CG : Je pense que le personnage de Brigitte est celui qui me représente le mieux. Par contre, s’agissant de mon frère, on a eu deux parcours complètement différents. Au moment où il s’était engagé dans les forces armées, on n’avait pas un rapport direct. Vous savez, je n’ai rien contre le soldat sur le terrain. Ce qui me dérange dans la guerre, c’est la politique de la guerre. En revanche, l’expérience commune de l’Afghanistan qu’on a eu, mon frère et moi, chacun de son côté, c’est quelque chose qu’on partage tous les deux.

SC : Vous utilisez le bilinguisme dans votre livre, à savoir le français et l’anglais. Est-ce que c’est dans le but de toucher un plus large public ?

CG : Je reçois beaucoup de commentaires par rapport à ce choix. J’ai même été sévèrement critiqué pour ce texte par un autre auteur franco-ontarien que je ne nommerai pas. J’ai gagné le prix littéraire du salon du livre de Toronto en 2016 pour les deux premières parties de cette pièce, et cette personne a dit que je ne le méritais pas parce qu’il y avait 41 % d’anglais dans mon texte. Il a même fait les comptes (rire). Plus sérieusement, non!

Le choix du bilinguisme dans mon texte n’avait pas pour objectif de toucher un large public, c’est tout simplement parce que l’histoire me l’imposait, et qu’un des personnages est anglophone. Vous remarquerez qu’il n’y a aucune revendication ou message politique dans le livre en lien avec la langue. Je pense qu’avec la diversité de notre société actuelle, les textes dramaturgiques vont être obligés d’être multilingues. Ici, en Ontario, la réalité de la vie quotidienne est bilingue.

SC : Vous dites à la fin du livre via la bouche de Brigitte, qui vous ressemble donc, que : « Souvent nos drames personnels et les drames mondiaux s’entrecroisent, et c’est là qu’il faut faire attention de ne pas juger trop sévèrement. On n’est peut-être pas aussi innocents qu’on aimerait le croire. » Est-ce qu’on peut considérer ces mots comme étant la morale cette trilogie ?  

CG : Je ne sais pas s’il s’agit de la morale de la pièce, mais vous avez raison de soulever ce point. Le monde a parfois tendance à partir vite au jugement. D’ailleurs, quelques personnages le font tout au long de la pièce.

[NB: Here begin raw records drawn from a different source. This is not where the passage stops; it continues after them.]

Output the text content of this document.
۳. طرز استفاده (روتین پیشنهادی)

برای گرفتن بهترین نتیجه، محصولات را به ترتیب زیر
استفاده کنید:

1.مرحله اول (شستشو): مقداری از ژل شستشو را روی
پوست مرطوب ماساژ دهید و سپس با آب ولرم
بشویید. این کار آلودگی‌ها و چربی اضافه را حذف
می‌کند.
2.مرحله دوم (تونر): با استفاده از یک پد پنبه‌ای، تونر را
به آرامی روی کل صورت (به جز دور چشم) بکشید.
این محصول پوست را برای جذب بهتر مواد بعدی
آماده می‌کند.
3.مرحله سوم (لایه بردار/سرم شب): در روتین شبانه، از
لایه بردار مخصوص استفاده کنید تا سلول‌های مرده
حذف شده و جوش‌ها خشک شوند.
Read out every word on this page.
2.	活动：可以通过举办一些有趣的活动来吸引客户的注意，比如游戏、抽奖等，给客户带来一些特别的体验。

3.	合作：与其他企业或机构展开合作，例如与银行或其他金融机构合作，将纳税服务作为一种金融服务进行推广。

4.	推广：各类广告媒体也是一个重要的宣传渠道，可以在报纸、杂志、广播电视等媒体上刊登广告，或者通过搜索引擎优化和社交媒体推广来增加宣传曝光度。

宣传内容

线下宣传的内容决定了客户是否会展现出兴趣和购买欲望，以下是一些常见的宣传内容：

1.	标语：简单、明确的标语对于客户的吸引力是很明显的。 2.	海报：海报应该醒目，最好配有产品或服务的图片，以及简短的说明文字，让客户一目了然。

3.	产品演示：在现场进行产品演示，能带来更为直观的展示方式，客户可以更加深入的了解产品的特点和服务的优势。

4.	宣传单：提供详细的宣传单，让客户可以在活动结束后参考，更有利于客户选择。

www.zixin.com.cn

Joseph par exemple, le grand-père, il est à lui seul une métaphore du Canada. À travers sa présence en période de troubles au Guatemala, en Iran et au Vietnam, c’est un peu le Canada qui était là. Quand le Canada dit qu’il est blanc comme sa neige dans les conflits qui font l’actualité, il faut prendre cela avec des pincettes, car bien souvent, il se donne le beau rôle, alors que la réalité sur le terrain est toute autre.

Au Vietnam par exemple, l’industrie canadienne a fourni la poudre à canon qui servait pour les obus et les cartouches employés contre les Vietnamiens. Il ne faut pas se leurrer, le Canada a maintes fois profité de ces guerres-là.

Pour être bref, on peut être fiers de nous, mais des fois il faut faire attention parce qu’« on n’est peut-être pas aussi innocents qu’on aimerait le croire ».